- Country: Armenia
- Selection process: Internal selection
- Announcement date: Artist: 28 October 2022 Song: 12 November 2022

Competing entry
- Song: "Dance!"
- Artist: Nare
- Songwriters: Grigor Kyokchyan Nick Egibyan

Placement
- Final result: 2nd, 180 points

Participation chronology

= Armenia in the Junior Eurovision Song Contest 2022 =

Armenia participated in and hosted the Junior Eurovision Song Contest 2022 in Yerevan, having internally selected its representative, Nare with the song "Dance!", written by Grigor Kyokchyan and Nick Egibyan.

Armenia was selected to perform fifteenth in the running order, following the entry from Serbia and preceding the entry from Ukraine. At the conclusion of voting, Armenia finished in second position with 180 points.

== Background ==

Prior to the 2022 contest, Armenia had participated in the Junior Eurovision Song Contest fourteen times since its first entry in 2007. Armenia achieved its best result in , winning with the song "Mama", performed by Vladimir Arzumanyan. Armenia then hosted the Junior Eurovision Song Contest 2011 in Yerevan.

Despite being included on the final list of participating countries, Armenia withdrew from the contest in November 2020 due to the then-ongoing Nagorno-Karabakh war.

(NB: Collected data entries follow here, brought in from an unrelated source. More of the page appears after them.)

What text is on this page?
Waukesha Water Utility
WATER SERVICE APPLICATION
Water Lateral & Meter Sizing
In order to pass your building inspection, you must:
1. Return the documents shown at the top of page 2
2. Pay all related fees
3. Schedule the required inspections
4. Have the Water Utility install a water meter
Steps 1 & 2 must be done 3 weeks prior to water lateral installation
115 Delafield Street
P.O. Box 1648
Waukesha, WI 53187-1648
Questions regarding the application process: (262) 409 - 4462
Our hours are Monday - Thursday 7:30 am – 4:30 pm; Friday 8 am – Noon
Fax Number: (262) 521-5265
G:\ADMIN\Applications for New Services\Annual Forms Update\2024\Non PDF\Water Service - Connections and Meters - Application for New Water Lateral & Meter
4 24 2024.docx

It was later revealed that Maléna had been internally selected to represent Armenia with the song "Why". With the Nagorno-Karabakh war ending on 10 November, Armenia's head of delegation David Tserunyan wrote on Instagram that the country would "come back stronger than ever". Armenia again selected Maléna to represent the country with "Qami Qami", and ultimately won the contest with 224 points.

== Before Junior Eurovision ==
An audition round with 30 shortlisted artists out of over 100 applications was held in August 2022. The participants performed in front of a five-member jury consisting of David Tserunyan (Armenian Head of Delegation in the Junior Eurovision Song Contest), Anushik Ter-Ghukasyan (head of music department at AMPTV), Dalita (Armenian representative in the Junior Eurovision Song Contest 2011), Rosa Linn (Armenian representative in the Eurovision Song Contest 2022) and Lilith Navasardyan (songwriter for multiple Armenian Eurovision entries). On 28 October 2022, AMPTV revealed that Nare Ghazaryan would represent Armenia in the contest. Her entry, "Dance!", written by Grigor Kyokchyan and Nick Egibyan, was presented to the public on 12 November 2022, accompanied by an official music video which was directed by Aramayis Hayrapetyan and produced by Gravity Production.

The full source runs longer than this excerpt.